Outras informações divulgadas recentemente também mostraram tentativas de aproximação entre Vorcaro e o instituto. Mensagens obtidas pela Polícia Federal indicaram que o empresário foi convidado para eventos organizados pelo Iter, enquanto documentos analisados pela imprensa registraram contatos relacionados a encontros. A existência dessas informações passou a ser considerada no contexto mais amplo das relações entre Vorcaro e integrantes do STF.
A situação ocorre enquanto o Supremo analisa diferentes questões relacionadas às investigações sobre o Banco Master e à atuação de Mendonça como relator. Em 14 de setembro, o ministro retirou o sigilo de um processo sobre a rede de pagamentos de Vorcaro após determinação do presidente do STF, Edson Fachin. O procedimento integra um conjunto de investigações derivadas da Operação Compliance Zero, que apura suspeitas de corrupção de agentes públicos e fraudes financeiras.

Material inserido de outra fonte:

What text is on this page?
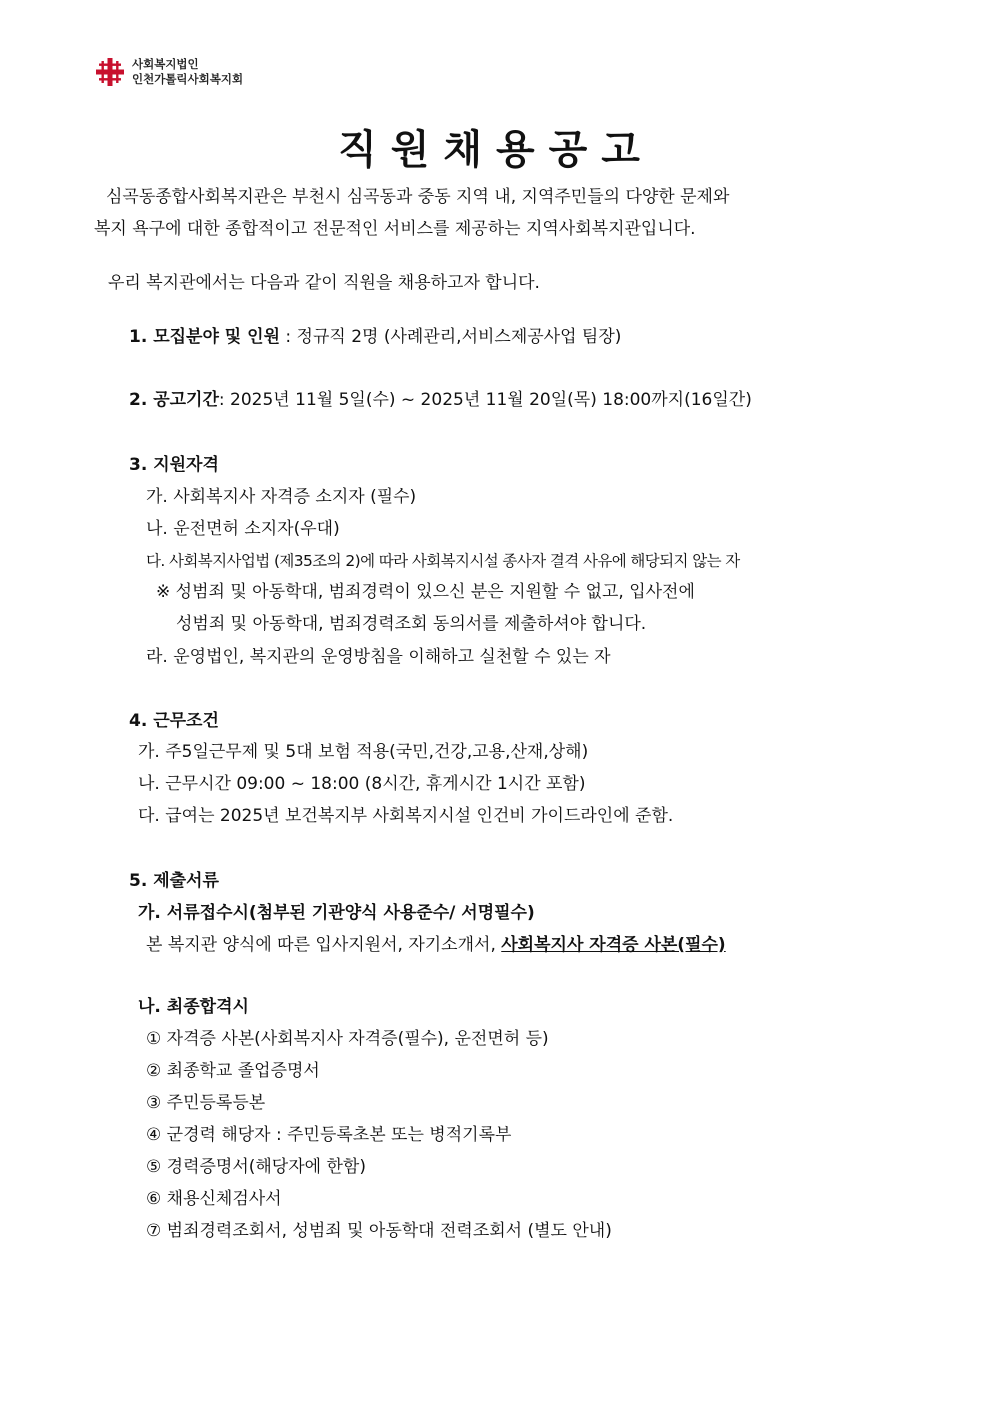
사회복지법인
인천가톨릭사회복지회
직원채용공고
심곡동종합사회복지관은 부천시 심곡동과 중동 지역 내, 지역주민들의 다양한 문제와
복지 욕구에 대한 종합적이고 전문적인 서비스를 제공하는 지역사회복지관입니다.
우리 복지관에서는 다음과 같이 직원을 채용하고자 합니다.
1. 모집분야 및 인원 : 정규직 2명 (사례관리,서비스제공사업 팀장)
2. 공고기간: 2025년 11월 5일(수) ~ 2025년 11월 20일(목) 18:00까지(16일간)
3. 지원자격
가. 사회복지사 자격증 소지자 (필수)
나. 운전면허 소지자(우대)
다. 사회복지사업법 (제35조의 2)에 따라 사회복지시설 종사자 결격 사유에 해당되지 않는 자
※ 성범죄 및 아동학대, 범죄경력이 있으신 분은 지원할 수 없고, 입사전에
성범죄 및 아동학대, 범죄경력조회 동의서를 제출하셔야 합니다.
라. 운영법인, 복지관의 운영방침을 이해하고 실천할 수 있는 자
4. 근무조건
가. 주5일근무제 및 5대 보험 적용(국민,건강,고용,산재,상해)
나. 근무시간 09:00 ~ 18:00 (8시간, 휴게시간 1시간 포함)
다. 급여는 2025년 보건복지부 사회복지시설 인건비 가이드라인에 준함.
5. 제출서류
가. 서류접수시(첨부된 기관양식 사용준수/ 서명필수)
본 복지관 양식에 따른 입사지원서, 자기소개서, 사회복지사 자격증 사본(필수)
나. 최종합격시
① 자격증 사본(사회복지사 자격증(필수), 운전면허 등)
② 최종학교 졸업증명서
③ 주민등록등본
④ 군경력 해당자 : 주민등록초본 또는 병적기록부
⑤ 경력증명서(해당자에 한함)
⑥ 채용신체검사서
⑦ 범죄경력조회서, 성범죄 및 아동학대 전력조회서 (별도 안내)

Mendonça deixou o Iter em meio à repercussão
O Instituto Iter afirmou que os R$ 5,2 milhões recebidos da Cedro foram tratados dentro das condições previstas no contrato e que os recursos não representaram benefício pessoal ao ministro. A entidade também informou que eventuais valores destinados às cotas de Mendonça e de sua mulher permaneceriam voltados a finalidades sociais e educacionais. O ministro, por sua vez, deixou a sociedade e passou a se apresentar somente como professor da instituição.
A divulgação do pagamento acrescentou um novo elemento às informações que vêm sendo publicadas sobre o Iter e as relações empresariais de pessoas próximas ao instituto. O valor foi repassado em 2024, enquanto a devolução começou em janeiro de 2026, antes de Mendonça assumir a relatoria de processos ligados ao Banco Master. Dessa forma, as datas registradas nos documentos são relevantes para a compreensão da sequência dos acontecimentos.

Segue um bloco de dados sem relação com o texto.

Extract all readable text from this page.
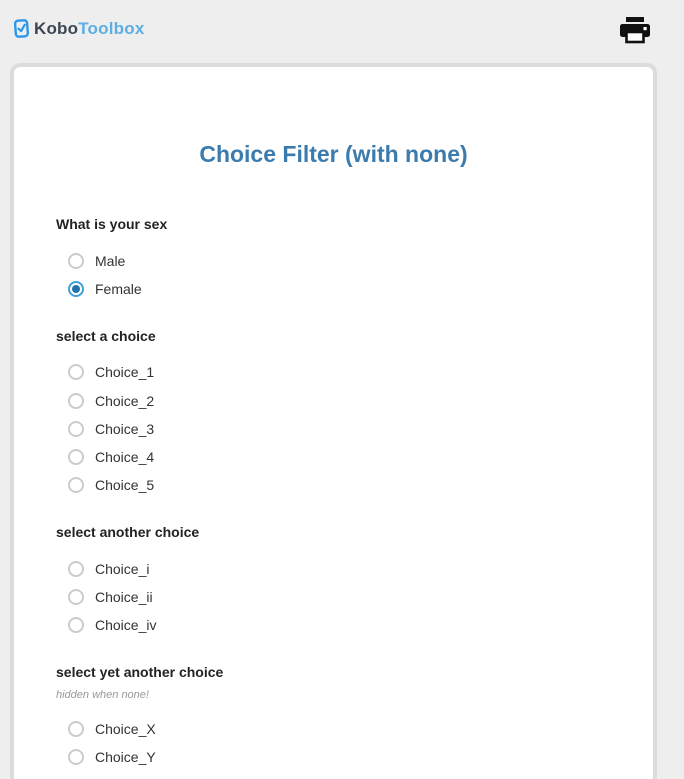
KoboToolbox
Choice Filter (with none)
What is your sex
Male
Female
select a choice
Choice_1
Choice_2
Choice_3
Choice_4
Choice_5
select another choice
Choice_i
Choice_ii
Choice_iv
select yet another choice
hidden when none!
Choice_X
Choice_Y
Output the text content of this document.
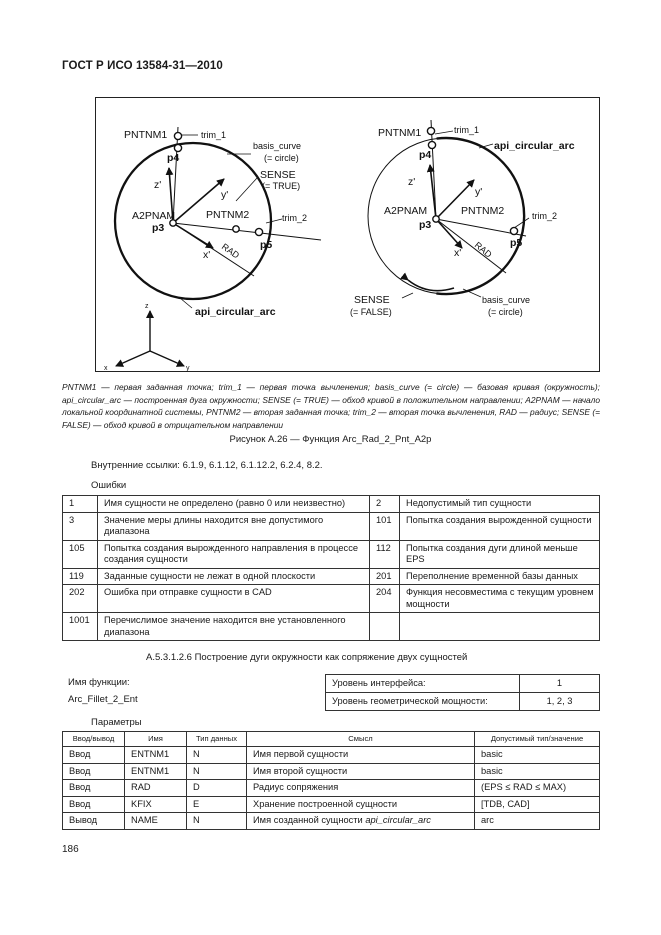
ГОСТ Р ИСО 13584-31—2010
PNTNM1	trim_1
p4
basis_curve
(= circle)
SENSE
(= TRUE)
z'
y'
A2PNAM	PNTNM2	trim_2
p3
RAD p5
x'
api_circular_arc
z
x	y
PNTNM1	trim_1
p4
api_circular_arc
z'
y'
A2PNAM	PNTNM2	trim_2
p3
RAD p5
x'
SENSE
(= FALSE)
basis_curve
(= circle)
PNTNM1 — первая заданная точка; trim_1 — первая точка вычленения; basis_curve (= circle) — базовая кривая (окружность); api_circular_arc — построенная дуга окружности; SENSE (= TRUE) — обход кривой в положительном направлении; A2PNAM — начало локальной координатной системы, PNTNM2 — вторая заданная точка; trim_2 — вторая точка вычленения, RAD — радиус; SENSE (= FALSE) — обход кривой в отрицательном направлении
Рисунок А.26 — Функция Arc_Rad_2_Pnt_A2p
Внутренние ссылки: 6.1.9, 6.1.12, 6.1.12.2, 6.2.4, 8.2.
Ошибки
1	Имя сущности не определено (равно 0 или неизвестно)	2	Недопустимый тип сущности
3	Значение меры длины находится вне допустимого диапазона	101	Попытка создания вырожденной сущности
105	Попытка создания вырожденного направления в процессе создания сущности	112	Попытка создания дуги длиной меньше EPS
119	Заданные сущности не лежат в одной плоскости	201	Переполнение временной базы данных
202	Ошибка при отправке сущности в CAD	204	Функция несовместима с текущим уровнем мощности
1001	Перечислимое значение находится вне установленного диапазона		
А.5.3.1.2.6 Построение дуги окружности как сопряжение двух сущностей
Имя функции:
Arc_Fillet_2_Ent
Уровень интерфейса:	1
Уровень геометрической мощности:	1, 2, 3
Параметры
Ввод/вывод	Имя	Тип данных	Смысл	Допустимый тип/значение
Ввод	ENTNM1	N	Имя первой сущности	basic
Ввод	ENTNM1	N	Имя второй сущности	basic
Ввод	RAD	D	Радиус сопряжения	(EPS ≤ RAD ≤ MAX)
Ввод	KFIX	E	Хранение построенной сущности	[TDB, CAD]
Вывод	NAME	N	Имя созданной сущности api_circular_arc	arc
186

O caso permanece inserido em um cenário de investigação e troca de informações envolvendo Vorcaro, empresas associadas a ele e ministros do Supremo. O Iter sustenta que o contrato foi regular e que não houve benefício pessoal a Mendonça, enquanto a Cedro nega vínculo com Vorcaro. As informações sobre o pagamento, a devolução dos recursos e as relações empresariais citadas foram divulgadas em meio às apurações que continuam em andamento.